A Lei 10.684/03, que alterou a legislação tributária, dispondo sobre o parcelamento de débitos junto à Secretaria da Receita Federal, à Procuradoria-Geral da Fazenda Nacional e ao Instituto Nacional do Seguro Social, tratou, em seu artigo 9º e parágrafos, da suspensão da pretensão punitiva do Estado, referente aos crimes previstos nos arts. 1º e 2º, da Lei 8.137/90 e nos arts. 168– A e 337 – A, ambos do Código Penal.

Com relação à Lei 9.964/00, que até então tratava do Refis, a nova legislação trouxe algumas inovações, uma vez que a antiga lei estendia seus efeitos, de forma expressa pelo artigo 15º, "caput" e seu § 2º, I, aos tributos estaduais e municipais, bem como exigia que a inclusão no Refis ocorresse antes do recebimento da denúncia, situações não previstas na Lei 10.684/03, conforme se observa:

Art. 9. É suspensa a pretensão punitiva do Estado, referente aos crimes previstos nos arts. 1º e 2º da Lei 8.137, de 27 de dezembro de 1990, e nos arts. 168A e 337A do Decreto-Lei nº 2.848, de 7 de dezembro de 1940 – Código Penal, durante o período em que a pessoa jurídica relacionada com o agente dos aludidos crimes estiver incluída no regime de parcelamento.
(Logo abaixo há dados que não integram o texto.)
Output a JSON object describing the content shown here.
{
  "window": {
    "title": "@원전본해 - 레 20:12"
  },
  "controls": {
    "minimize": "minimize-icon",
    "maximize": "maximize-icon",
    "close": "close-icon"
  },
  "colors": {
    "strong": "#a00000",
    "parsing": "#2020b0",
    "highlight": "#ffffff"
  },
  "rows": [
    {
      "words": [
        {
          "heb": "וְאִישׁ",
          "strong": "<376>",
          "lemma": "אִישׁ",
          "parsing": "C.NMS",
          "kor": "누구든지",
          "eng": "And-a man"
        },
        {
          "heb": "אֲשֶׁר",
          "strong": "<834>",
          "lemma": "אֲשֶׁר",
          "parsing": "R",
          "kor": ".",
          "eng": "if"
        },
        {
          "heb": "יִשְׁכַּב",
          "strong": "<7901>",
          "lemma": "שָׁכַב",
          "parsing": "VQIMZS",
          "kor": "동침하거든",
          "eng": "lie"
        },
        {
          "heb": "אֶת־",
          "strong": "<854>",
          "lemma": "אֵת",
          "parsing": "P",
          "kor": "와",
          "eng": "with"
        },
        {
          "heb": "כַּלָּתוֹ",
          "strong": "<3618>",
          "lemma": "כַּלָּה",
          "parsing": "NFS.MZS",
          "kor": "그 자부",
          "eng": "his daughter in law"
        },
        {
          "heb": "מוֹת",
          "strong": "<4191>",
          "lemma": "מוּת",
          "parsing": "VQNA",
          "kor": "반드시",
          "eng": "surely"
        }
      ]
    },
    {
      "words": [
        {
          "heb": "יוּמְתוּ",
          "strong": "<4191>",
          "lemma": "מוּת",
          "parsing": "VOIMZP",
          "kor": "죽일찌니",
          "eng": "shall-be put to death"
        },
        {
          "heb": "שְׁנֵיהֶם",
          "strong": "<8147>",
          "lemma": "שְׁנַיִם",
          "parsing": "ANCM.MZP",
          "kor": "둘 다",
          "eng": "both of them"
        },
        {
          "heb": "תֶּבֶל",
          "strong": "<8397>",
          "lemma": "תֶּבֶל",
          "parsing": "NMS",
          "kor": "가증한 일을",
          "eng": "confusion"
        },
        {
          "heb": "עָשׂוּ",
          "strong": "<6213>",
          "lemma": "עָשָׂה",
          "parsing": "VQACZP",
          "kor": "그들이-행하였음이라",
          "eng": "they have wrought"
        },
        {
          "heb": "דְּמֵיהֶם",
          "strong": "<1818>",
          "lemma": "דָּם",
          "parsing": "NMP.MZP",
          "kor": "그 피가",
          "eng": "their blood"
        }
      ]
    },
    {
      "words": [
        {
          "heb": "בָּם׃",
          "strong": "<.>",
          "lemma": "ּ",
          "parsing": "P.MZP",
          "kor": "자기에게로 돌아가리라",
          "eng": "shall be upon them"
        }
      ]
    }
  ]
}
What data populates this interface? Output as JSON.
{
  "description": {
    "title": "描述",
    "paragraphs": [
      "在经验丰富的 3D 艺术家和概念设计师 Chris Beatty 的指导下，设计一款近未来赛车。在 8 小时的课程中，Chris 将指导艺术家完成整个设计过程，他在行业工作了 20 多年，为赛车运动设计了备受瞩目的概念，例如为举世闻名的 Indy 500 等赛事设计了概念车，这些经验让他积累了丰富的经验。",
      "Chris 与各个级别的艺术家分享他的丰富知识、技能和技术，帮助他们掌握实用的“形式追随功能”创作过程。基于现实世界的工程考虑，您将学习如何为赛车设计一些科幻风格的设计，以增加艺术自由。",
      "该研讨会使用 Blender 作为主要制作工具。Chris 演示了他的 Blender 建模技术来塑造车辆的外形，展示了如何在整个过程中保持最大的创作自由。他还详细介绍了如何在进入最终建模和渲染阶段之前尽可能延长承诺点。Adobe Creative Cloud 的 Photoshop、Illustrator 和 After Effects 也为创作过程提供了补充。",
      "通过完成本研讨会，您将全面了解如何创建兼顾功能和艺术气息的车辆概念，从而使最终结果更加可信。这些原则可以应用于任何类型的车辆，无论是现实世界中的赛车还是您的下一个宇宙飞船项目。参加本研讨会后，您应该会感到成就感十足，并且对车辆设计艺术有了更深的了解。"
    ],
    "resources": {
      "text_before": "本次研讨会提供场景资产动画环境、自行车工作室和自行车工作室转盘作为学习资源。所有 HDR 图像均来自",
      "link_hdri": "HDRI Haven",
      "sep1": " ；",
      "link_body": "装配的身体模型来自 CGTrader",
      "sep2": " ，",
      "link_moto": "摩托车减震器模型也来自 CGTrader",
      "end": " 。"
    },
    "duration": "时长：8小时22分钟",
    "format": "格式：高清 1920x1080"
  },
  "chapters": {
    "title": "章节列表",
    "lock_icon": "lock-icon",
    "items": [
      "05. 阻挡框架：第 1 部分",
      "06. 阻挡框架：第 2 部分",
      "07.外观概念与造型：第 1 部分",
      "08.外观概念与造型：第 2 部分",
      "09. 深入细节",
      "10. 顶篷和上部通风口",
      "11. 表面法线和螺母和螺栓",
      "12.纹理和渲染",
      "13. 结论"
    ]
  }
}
§ 1º. A prescrição criminal não corre durante o período de suspensão da pretensão punitiva.

§ 2º. Extingue-se a punibilidade dos crimes referidos neste artigo quando a pessoa jurídica relacionada com o agente efetuar o pagamento integral dos débitos oriundos de tributos e contribuições sociais, inclusive acessórios.

As alterações trazidas dizem respeito ao momento da inclusão no Refis, a qual não se exige mais que ocorra antes do recebimento da denúncia, e à exclusão da previsão que estendia o benefício aos tributos estaduais e municipais.

Com relação à inclusão no Refis, a Lei 10.684/03, ao não exigir que ela ocorra antes do recebimento da denúncia, possibilitou que a adesão ao parcelamento possa acontecer mesmo nos casos em que a denúncia já tenha sido recebida e o processo iniciado, independente da fase que se encontre, nos parecendo, portanto, bastante claro que a atual legislação, com relação às Leis 9.964/00 e 9.249/95, foi excepcionalmente inovadora e benéfica.

Inegavelmente que a situação estabelecida pelo artigo 9º, da Lei 10.684/03, típica hipótese de novatio legis in mellius, retroage para beneficiar o réu, por força do disposto no artigo 5º, XL, da CRFB/88, e artigo 2º, parágrafo único do Código Penal.

Até porque, cuidando a lei de matéria atinente à extinção da punibilidade, constitui-se em norma de cunho material, aplicando-se, sem dúvida alguma, o citado artigo segundo.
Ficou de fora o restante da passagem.